On November 2, 2010, Fox News reported that the Democrats did not dispute expectations that they would lose the House and that their vaunted campaign operation faced a less polished ground game infused with the energy of the new Tea Party. The Tea Party helped deliver to Democrats what President Obama called a "shellacking" in the mid-term elections. On November 10, 2010, FreedomWorks announced the national rollout of "FreedomConnect", which they touted as a "grassroots action center that will revolutionize the ways in which FreedomWorks members, 9/12ers, and Tea Party groups across the country communicate and organize in 2011 and beyond".

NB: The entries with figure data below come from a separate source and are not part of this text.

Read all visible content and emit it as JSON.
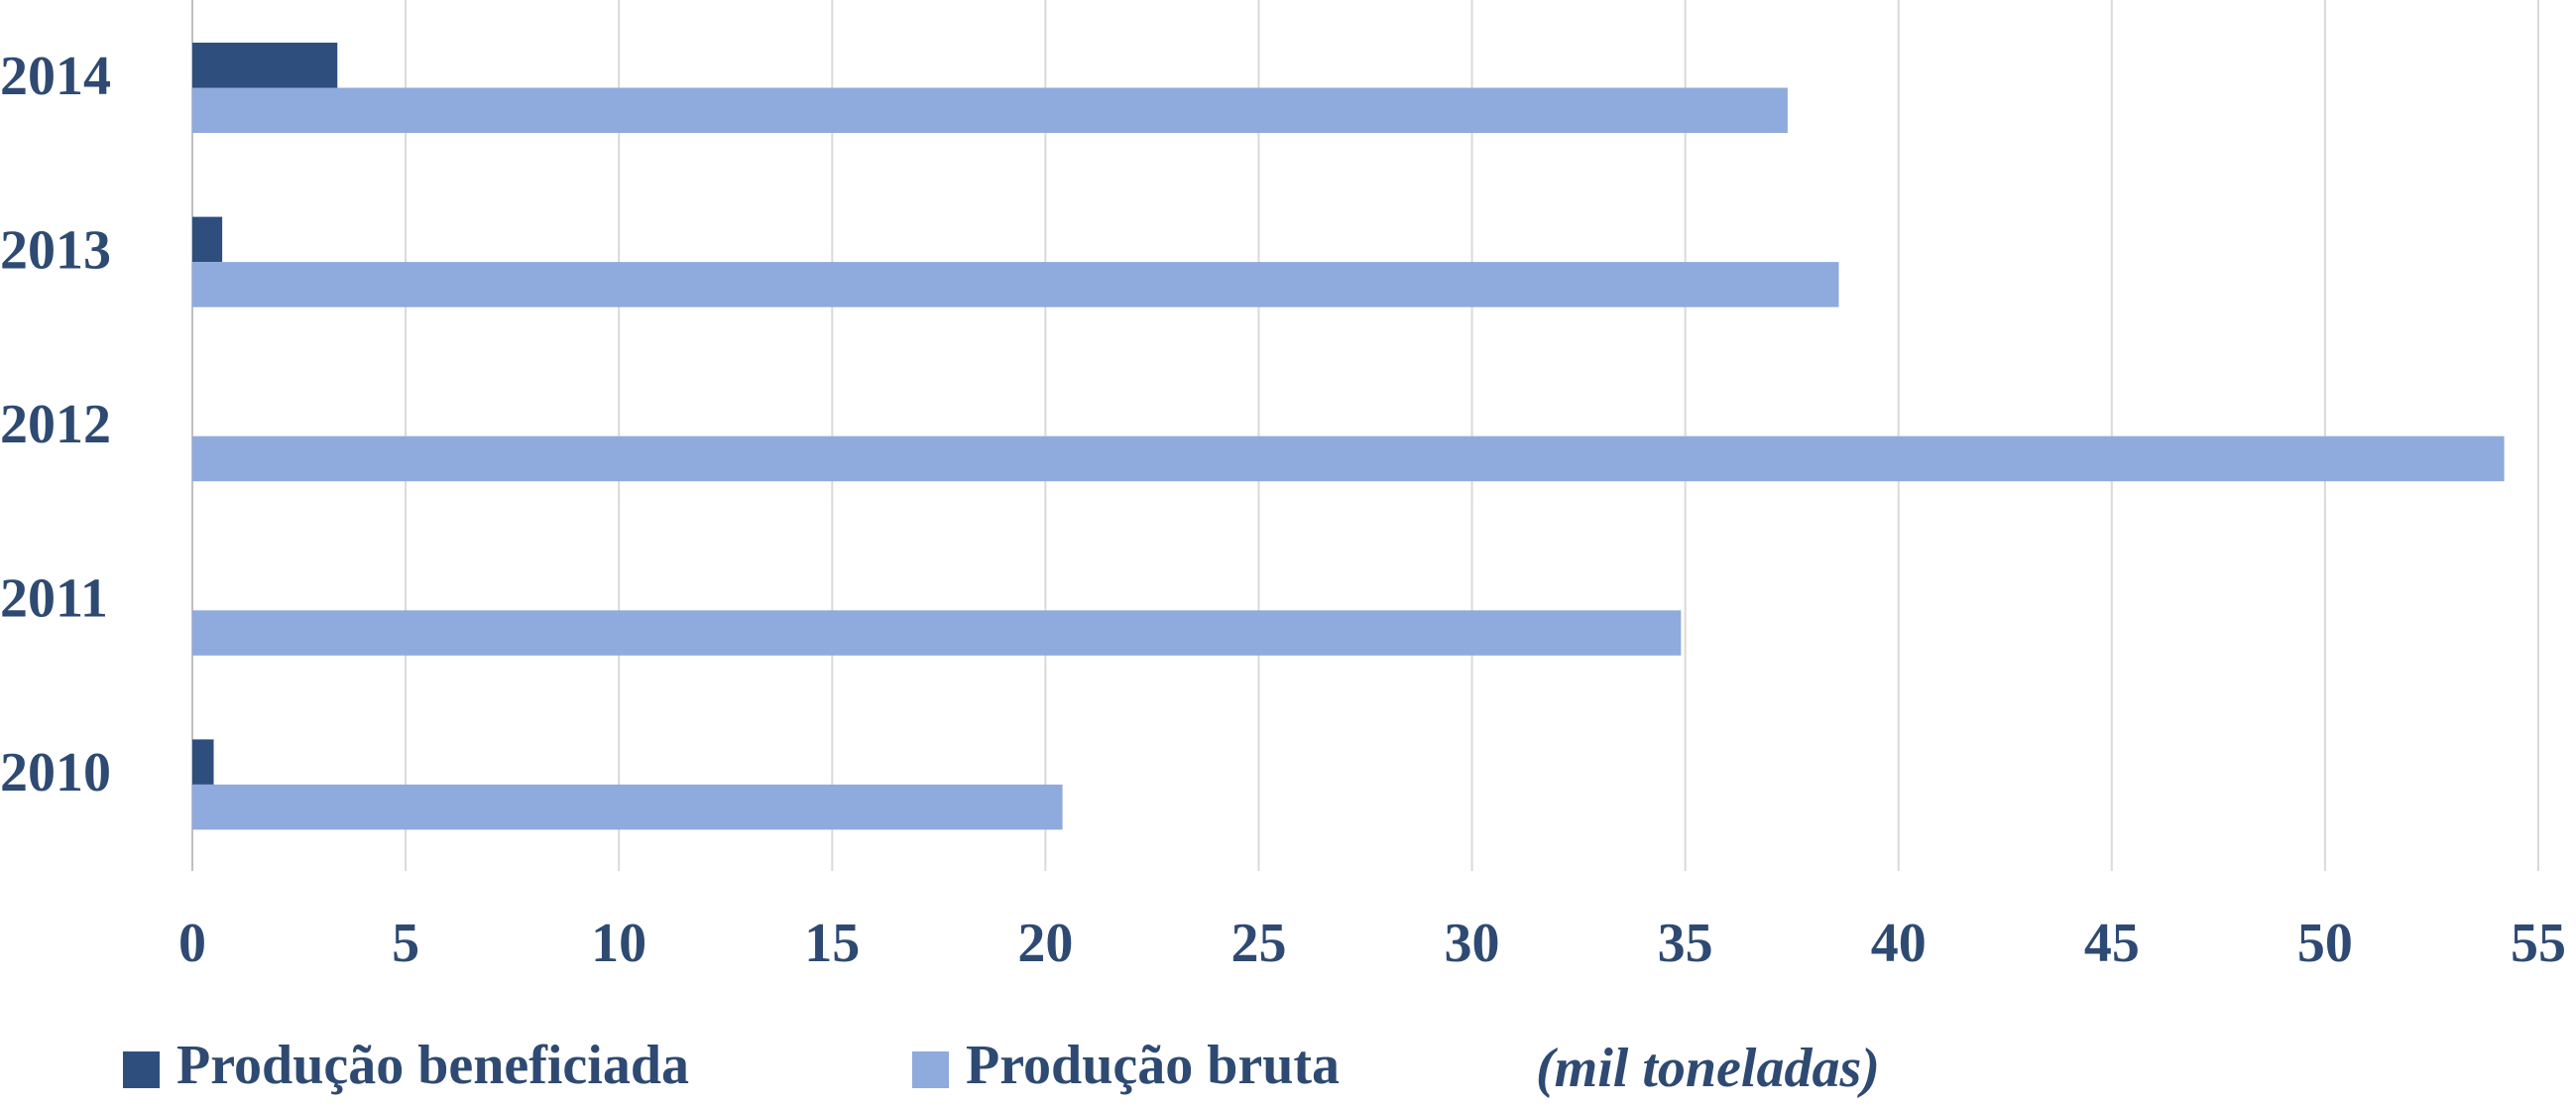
{
  "chart_data": {
    "type": "barh",
    "categories": [
      "2014",
      "2013",
      "2012",
      "2011",
      "2010"
    ],
    "series": [
      {
        "name": "Produção beneficiada",
        "color": "#2e4e7e",
        "values": [
          3.4,
          0.7,
          null,
          null,
          0.5
        ]
      },
      {
        "name": "Produção bruta",
        "color": "#8faadc",
        "values": [
          37.4,
          38.6,
          54.2,
          34.9,
          20.4
        ]
      }
    ],
    "xlim": [
      0,
      55
    ],
    "xticks": [
      0,
      5,
      10,
      15,
      20,
      25,
      30,
      35,
      40,
      45,
      50,
      55
    ],
    "grid": true,
    "legend": "bottom",
    "annotation": "(mil toneladas)"
  }
}
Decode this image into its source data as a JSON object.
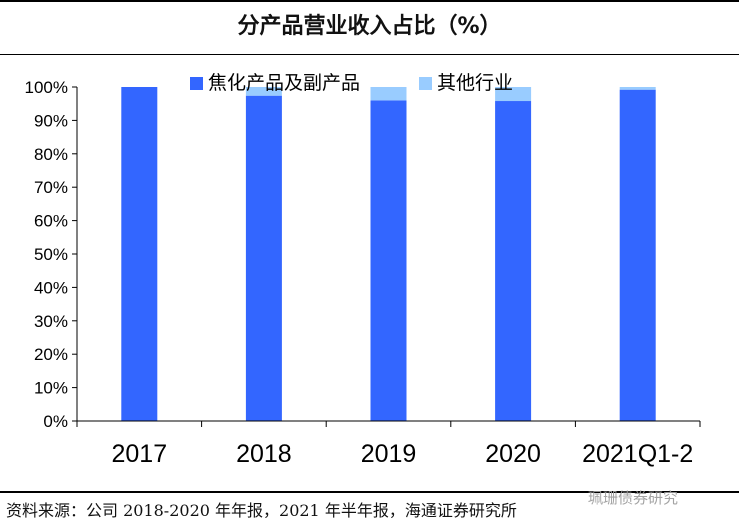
{
  "chart_data": {
    "type": "bar",
    "stacked": true,
    "title": "分产品营业收入占比（%）",
    "categories": [
      "2017",
      "2018",
      "2019",
      "2020",
      "2021Q1-2"
    ],
    "series": [
      {
        "name": "焦化产品及副产品",
        "color": "#3366ff",
        "values": [
          100,
          97.4,
          96.0,
          95.8,
          99.2
        ]
      },
      {
        "name": "其他行业",
        "color": "#99ccff",
        "values": [
          0,
          2.6,
          4.0,
          4.2,
          0.8
        ]
      }
    ],
    "ylim": [
      0,
      100
    ],
    "yticks": [
      "0%",
      "10%",
      "20%",
      "30%",
      "40%",
      "50%",
      "60%",
      "70%",
      "80%",
      "90%",
      "100%"
    ],
    "xlabel": "",
    "ylabel": "",
    "legend_position": "top",
    "grid": false
  },
  "footer": {
    "source": "资料来源：公司 2018-2020 年年报，2021 年半年报，海通证券研究所",
    "watermark": "珮珊债券研究"
  }
}
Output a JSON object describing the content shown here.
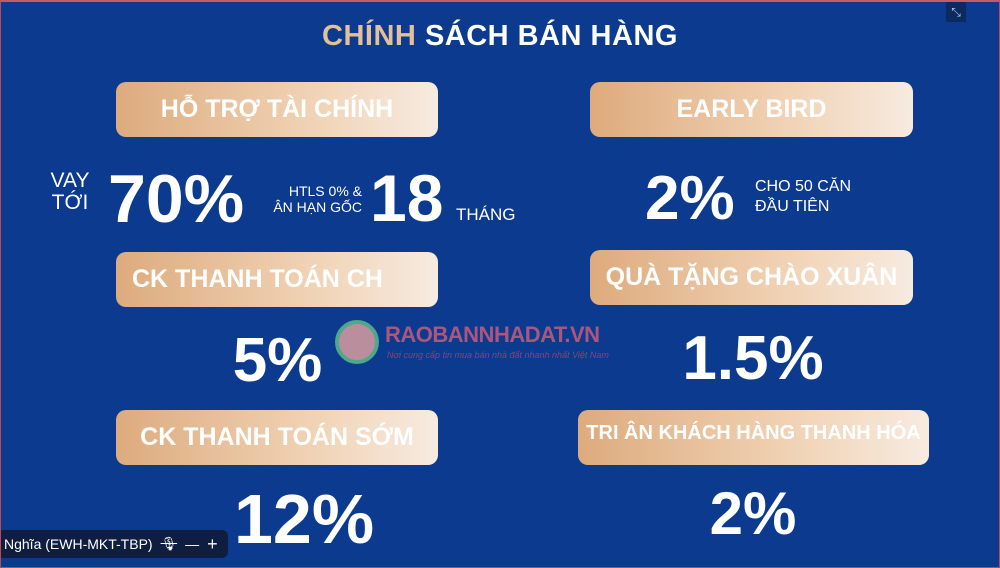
{
  "title": {
    "accent": "CHÍNH",
    "rest": " SÁCH BÁN HÀNG"
  },
  "sections": [
    {
      "label": "HỖ TRỢ TÀI CHÍNH",
      "prefix": "VAY TỚI",
      "value": "70%",
      "note": "HTLS 0% & ÂN HẠN GỐC",
      "value2": "18",
      "unit": "THÁNG"
    },
    {
      "label": "EARLY BIRD",
      "value": "2%",
      "note": "CHO 50 CĂN ĐẦU TIÊN"
    },
    {
      "label": "CK THANH TOÁN CH",
      "value": "5%"
    },
    {
      "label": "QUÀ TẶNG CHÀO XUÂN",
      "value": "1.5%"
    },
    {
      "label": "CK THANH TOÁN SỚM",
      "value": "12%"
    },
    {
      "label": "TRI ÂN KHÁCH HÀNG THANH HÓA",
      "value": "2%"
    }
  ],
  "watermark": {
    "name": "RAOBANNHADAT.VN",
    "tagline": "Nơi cung cấp tin mua bán nhà đất nhanh nhất Việt Nam"
  },
  "participant": {
    "name": "Nghĩa (EWH-MKT-TBP)",
    "mic_icon": "mic-muted-icon",
    "minus": "—",
    "plus": "+"
  },
  "fullscreen_icon": "exit-fullscreen-icon"
}
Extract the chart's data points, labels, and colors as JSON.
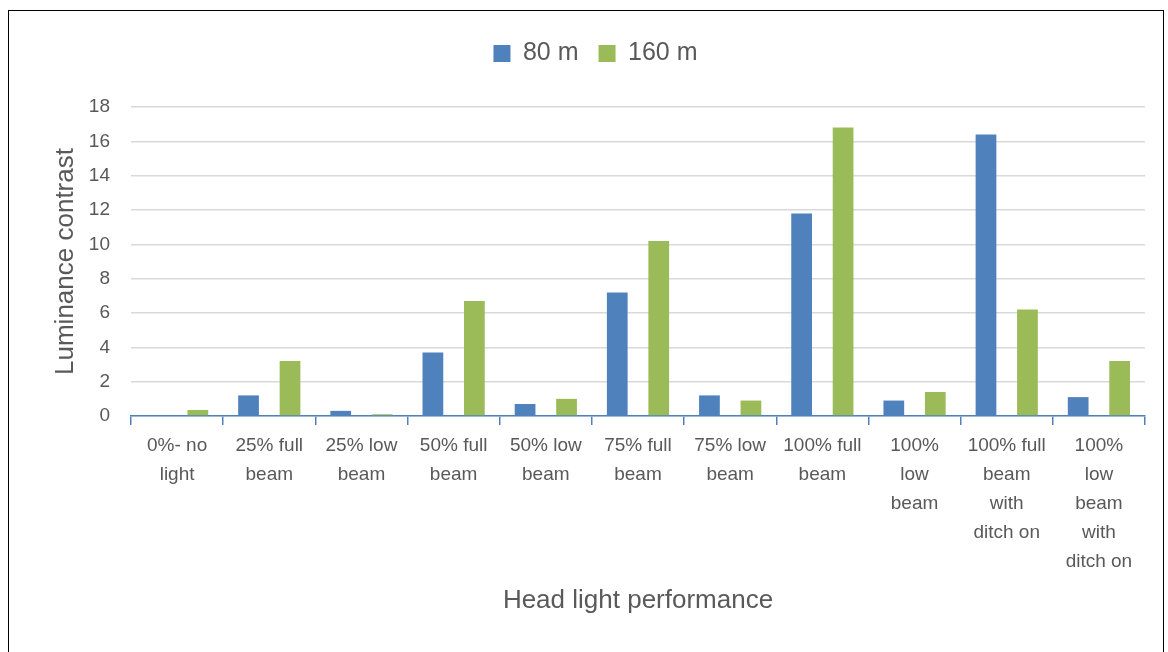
{
  "chart_data": {
    "type": "bar",
    "categories": [
      "0%- no light",
      "25% full beam",
      "25% low beam",
      "50% full beam",
      "50% low beam",
      "75% full beam",
      "75% low beam",
      "100% full beam",
      "100% low beam",
      "100% full beam with ditch on",
      "100% low beam with ditch on"
    ],
    "series": [
      {
        "name": "80 m",
        "color": "#4f81bd",
        "values": [
          0.05,
          1.2,
          0.3,
          3.7,
          0.7,
          7.2,
          1.2,
          11.8,
          0.9,
          16.4,
          1.1
        ]
      },
      {
        "name": "160 m",
        "color": "#9bbb59",
        "values": [
          0.35,
          3.2,
          0.1,
          6.7,
          1.0,
          10.2,
          0.9,
          16.8,
          1.4,
          6.2,
          3.2
        ]
      }
    ],
    "xlabel": "Head light performance",
    "ylabel": "Luminance contrast",
    "ylim": [
      0,
      18
    ],
    "yticks": [
      0,
      2,
      4,
      6,
      8,
      10,
      12,
      14,
      16,
      18
    ],
    "grid": "y",
    "legend": "top"
  }
}
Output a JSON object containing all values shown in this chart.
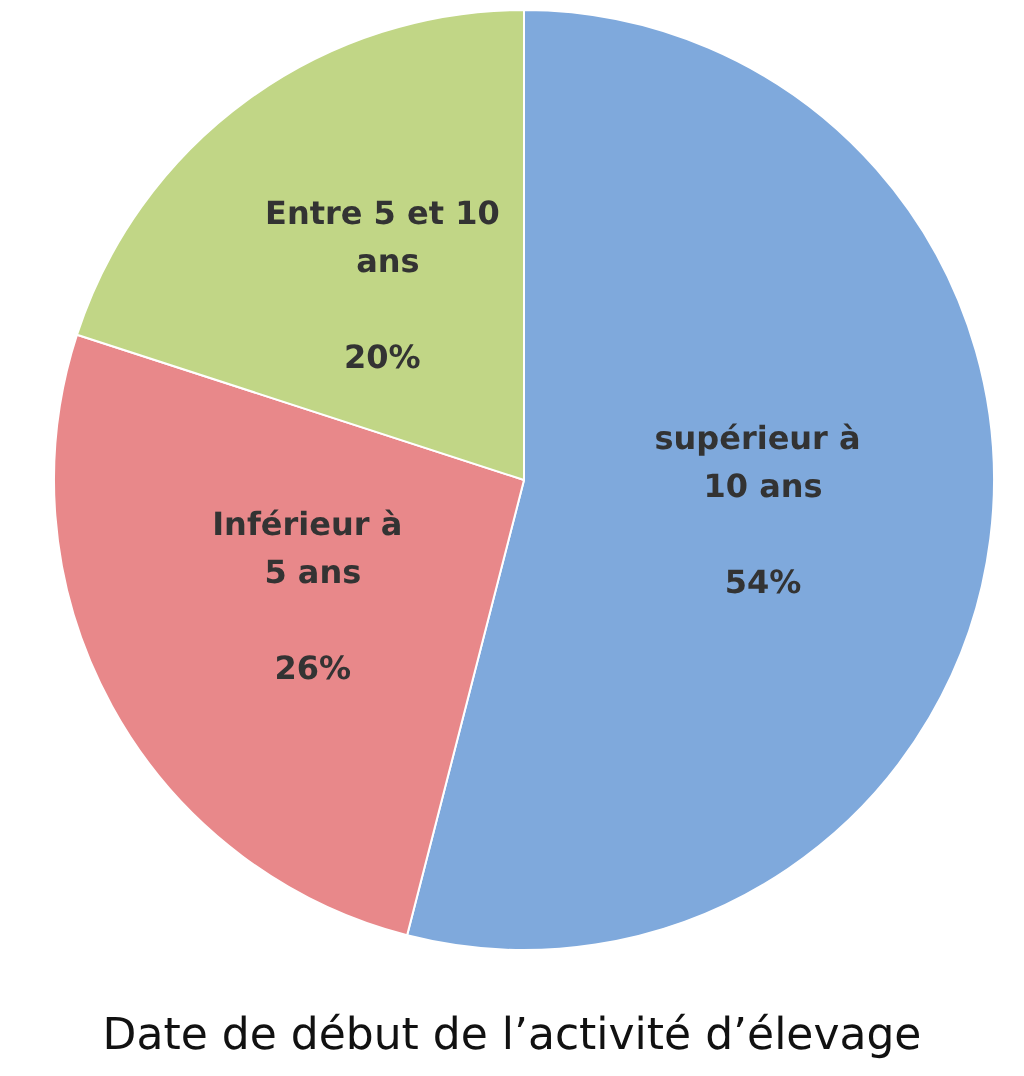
{
  "chart_data": {
    "type": "pie",
    "title": "Date de début de l’activité d’élevage",
    "categories": [
      "supérieur à 10 ans",
      "Inférieur à 5 ans",
      "Entre 5 et 10 ans"
    ],
    "values": [
      54,
      26,
      20
    ],
    "value_labels": [
      "54%",
      "26%",
      "20%"
    ],
    "colors": [
      "#7fa9dc",
      "#e8888a",
      "#c1d686"
    ]
  }
}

===Challenge of the ground game for the Tea Party in the 2012 election cycle===
The ground game was considered to be a major challenge for Tea Party candidates in several important contests in 2012, including Wisconsin's recall election of Gov. Scott Walker and the Texas GOP Senate primary race between "establishment" candidate Lt. Gov. David Dewhurst and Tea Party favorite Ted Cruz.

Early in the election cycle, Democratic allies had expressed confidence in the strength of their own ground game. In September 2011, Teamsters President Jimmy Hoffa delivering a speech to introduce President Obama to the gathered crowd, said "We got to keep an eye on the battle that we face: The war on workers. And you see it everywhere, it is the Tea Party... We're going to win that war... President Obama, this is your army... We are ready to march. Let's take these sons of bitches out and give America back to an America where we belong." Similarly, Organized Labor in Wisconsin hoped its ground game would give it the edge. According to Karl Rove, Democratic Party Chair Debbie Wasserman Schultz also boasted on CNN in May that the Wisconsin recall would be the "dry run we need of our massive, significant dynamic grass-roots presidential campaign".

When challenging GOP "establishment" opponents, the Tea Party faced opposing ground games of various sizes and sophistication. In Texas, Lt. Gov. David Dewhurst hired "ground game expert" Kevin Lindley, who had run Gov. Rick Perry's campaigns, while in Indiana Richard Lugar no longer lived in the state and developed a reputation for being out of touch with voters there.